Qwen3 Coder 480B is Live on Cerebras

13 retreatguru 5 8/1/2025, 5:50:19 PM cerebras.ai ↗

Comments (5)

gnulinux · 10m ago
At $2/1Mt it's cheaper than e.g. Gemini 2.5 Pro which is ($1.25/1Mt for input and $10/1Mt per output). When I code with Aider my requests average to something like 5000 tokens input and 800 tokens output. At this rate, Gemini 2.5 Pro is about $0.01425 per single Aider request and Cerebras Qwen3 Coder is $0.0116 per request. Not a significant difference, but I think sufficiently cheaper to be competitive, especially given Qwen3-coder is on part with Gemini/Claude/o3, it even surpasses them in some tests.

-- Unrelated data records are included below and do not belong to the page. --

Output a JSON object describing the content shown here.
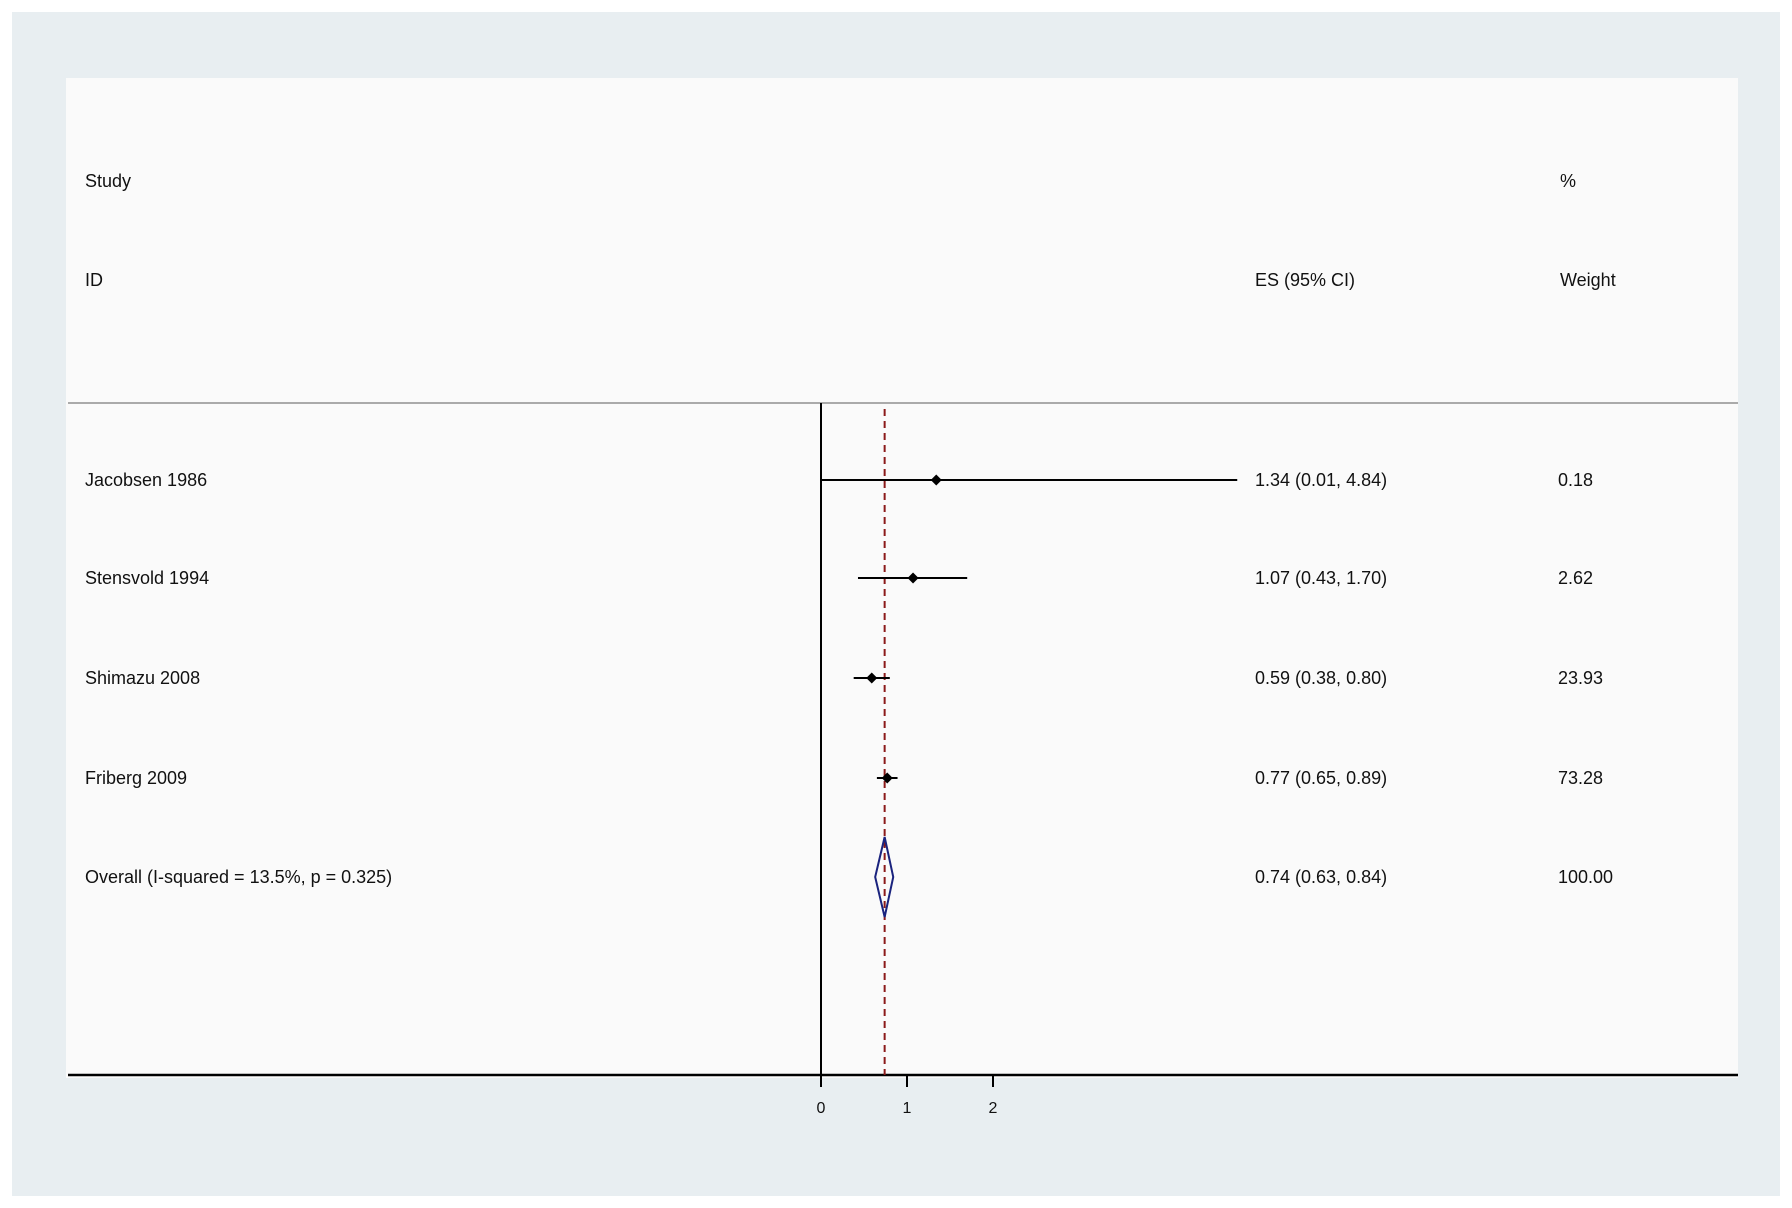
{
  "header": {
    "study_line1": "Study",
    "study_line2": "ID",
    "es_header": "ES (95% CI)",
    "weight_line1": "%",
    "weight_line2": "Weight"
  },
  "colors": {
    "outer_frame": "#e8eef1",
    "panel": "#fafafa",
    "point_and_ci": "#000000",
    "pooled_diamond": "#1a237e",
    "reference_line": "#8b1a1a",
    "separator": "#aaaaaa"
  },
  "chart_data": {
    "type": "forest",
    "x_ticks": [
      "0",
      "1",
      "2"
    ],
    "xlim": [
      0,
      4.84
    ],
    "null_line": 0,
    "pooled_line": 0.74,
    "studies": [
      {
        "label": "Jacobsen 1986",
        "es": 1.34,
        "lo": 0.01,
        "hi": 4.84,
        "ci_text": "1.34 (0.01, 4.84)",
        "weight": "0.18"
      },
      {
        "label": "Stensvold 1994",
        "es": 1.07,
        "lo": 0.43,
        "hi": 1.7,
        "ci_text": "1.07 (0.43, 1.70)",
        "weight": "2.62"
      },
      {
        "label": "Shimazu 2008",
        "es": 0.59,
        "lo": 0.38,
        "hi": 0.8,
        "ci_text": "0.59 (0.38, 0.80)",
        "weight": "23.93"
      },
      {
        "label": "Friberg 2009",
        "es": 0.77,
        "lo": 0.65,
        "hi": 0.89,
        "ci_text": "0.77 (0.65, 0.89)",
        "weight": "73.28"
      }
    ],
    "overall": {
      "label": "Overall  (I-squared = 13.5%, p = 0.325)",
      "es": 0.74,
      "lo": 0.63,
      "hi": 0.84,
      "ci_text": "0.74 (0.63, 0.84)",
      "weight": "100.00"
    }
  }
}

NOTE: Currently in OpenRouter, Qwen3-Coder requests are averaging to $0.3/1M input tok and $1.2/1M output tok. That's just so significantly cheaper that I wouldn't be surprised if open weight models start eating Google/Anthropic/OpenAI lunch. https://openrouter.ai/qwen/qwen3-coder

EDIT: also we need to note that according to preliminary results, Qwen3-Coder seems to be scoring less than Gemini 2.5 Pro, but it's arguably pretty close: https://www.reddit.com/r/LocalLLaMA/comments/1ka66y0/qwen3_b...

retreatguru · 4h ago
I'm looking forward to trying this out.

I'd like to try this out: use Claude Code as the interface, setup claude-code-router to connect to Cerebras Qwen3 coder and see 20x speed up. The speed difference might make up for the slightly less intelligence compared to Sonnet or Opus.

I don't see Qwen3 Coder available yet on Open Router https://openrouter.ai/provider/cerebras

gnulinux · 7m ago
It's averaging to $0.3/1M input tok and $1.2/1M output tok. That's kind of mind blowingly cheap for a model at its caliber. Gemini 2.5 Pro is more than 10x that price.
retreatguru · 1h ago
It's up there now.
alcasa · 2h ago
Really cool, especially once 256k context size becomes available.

I think higher performance will be a key differentiator in AI tool quality from a user perspective, especially in use-cases where model quality is already sufficiently good for human-in-loop usage.